Okay, even if I limit myself to my “Chineseness” (is there such a thing, anymore? I doubt it), mother splits still more. Phonetically, should my mother tongue be Cantonese or Mandarin? Pictorially, should my mother characters be Traditional or Simplified? I belong to the former category, but I know what the big trend is… irresistible. I may know how much is lost in the process of this “simplification,” but the United Nations has recently abolished Traditional Chinese characters  A matter of fact.  One day, they may exist only in Chinese calligraphy and antiquity. Language is a matter of power.

Tongue and Hand divide (colloquial Cantonese and written Mandarin). Head and Heart depart (a distance which writers strive a lifetime to bridge: a few feet physically means infinity). We are forever split. Things topple, and we become more ancient (Cantonese, traditional characters) than our mother. We are the forebearer of our mother. Isn’t it a paradox, like the “one country two systems” pronounced as an unprecedented experimental political model in the world?  Hong Kong becomes King Kong (Peking’s Kong) – a dialectical tie you can neither forge nor deny.

VERENA TAY

What is one’s mother tongue? In a multiracial, multicultural and multilingual country like Singapore, the answer can be nebulous. English-educated, I am considered blessed or lucky by many others not as adept in English for the world is open to me and I can navigate local bureaucracy and international discourse with ease. So proficient am I with English that I think, dream and write creatively only in the language. Yet, my skin betrays me. Ethnically Chinese, I will never be regarded as "a native speaker" and therefore will not be hired to teach English in certain circles. Instead, I am supposed to be schooled enough in Mandarin to be able to read Chinese newspapers, enjoy Chinese TV programmes on Channel 8 and be familiar with literature from China, Taiwan and Hong Kong. I am supposed to be conversant in the Hokkien dialect so that I can imbibe the values and cultural nuances of my forebearers. But alas, I stutter and stall over Mandarin and Hokkien, the English always entering to filter all my perceptions… So truly, what is my mother tongue: the ethnic one that I was born with, or the cultivated one that I was raised on?

MANI RAO

Who knows what Mother Kali means to say with her lolling tongue. Whatever it stands for, vulnerability is not one of them.

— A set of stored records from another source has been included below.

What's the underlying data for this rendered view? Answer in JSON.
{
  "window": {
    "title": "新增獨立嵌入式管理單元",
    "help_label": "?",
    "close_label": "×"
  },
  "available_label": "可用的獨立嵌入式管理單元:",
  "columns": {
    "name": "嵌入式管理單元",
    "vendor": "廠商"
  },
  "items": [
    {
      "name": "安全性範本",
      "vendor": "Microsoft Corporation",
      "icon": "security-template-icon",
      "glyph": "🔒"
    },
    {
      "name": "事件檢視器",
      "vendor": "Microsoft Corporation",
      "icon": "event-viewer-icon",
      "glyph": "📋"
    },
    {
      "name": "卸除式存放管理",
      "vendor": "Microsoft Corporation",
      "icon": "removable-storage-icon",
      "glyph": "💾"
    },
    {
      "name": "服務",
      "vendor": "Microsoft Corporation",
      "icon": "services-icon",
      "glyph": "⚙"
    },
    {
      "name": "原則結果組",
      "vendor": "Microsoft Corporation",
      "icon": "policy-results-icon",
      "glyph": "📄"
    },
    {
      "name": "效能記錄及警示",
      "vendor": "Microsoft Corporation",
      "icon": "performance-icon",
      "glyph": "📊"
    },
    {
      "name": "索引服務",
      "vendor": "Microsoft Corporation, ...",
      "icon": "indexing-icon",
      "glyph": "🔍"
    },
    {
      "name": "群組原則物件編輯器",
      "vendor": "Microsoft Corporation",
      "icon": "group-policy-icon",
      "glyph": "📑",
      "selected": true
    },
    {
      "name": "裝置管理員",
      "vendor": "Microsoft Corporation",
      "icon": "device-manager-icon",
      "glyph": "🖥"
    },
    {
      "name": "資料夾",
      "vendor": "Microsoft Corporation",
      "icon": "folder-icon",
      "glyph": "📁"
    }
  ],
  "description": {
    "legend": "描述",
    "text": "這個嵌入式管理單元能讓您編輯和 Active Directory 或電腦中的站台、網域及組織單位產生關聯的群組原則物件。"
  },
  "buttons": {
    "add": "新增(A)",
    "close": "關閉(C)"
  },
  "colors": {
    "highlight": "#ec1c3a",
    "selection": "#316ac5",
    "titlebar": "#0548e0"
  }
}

The demon Raktabija (trans. blood-seed) had a boon that a thousand clones would be born from every spilled drop of his blood. Kali's tongue licked his blood in mid-air, and won the battle.

"Whoever, then, can understand the word, not only before it sounds, but even before the images of its sounds are contemplated in thought – such a word belongs to no language.." (St Augustine).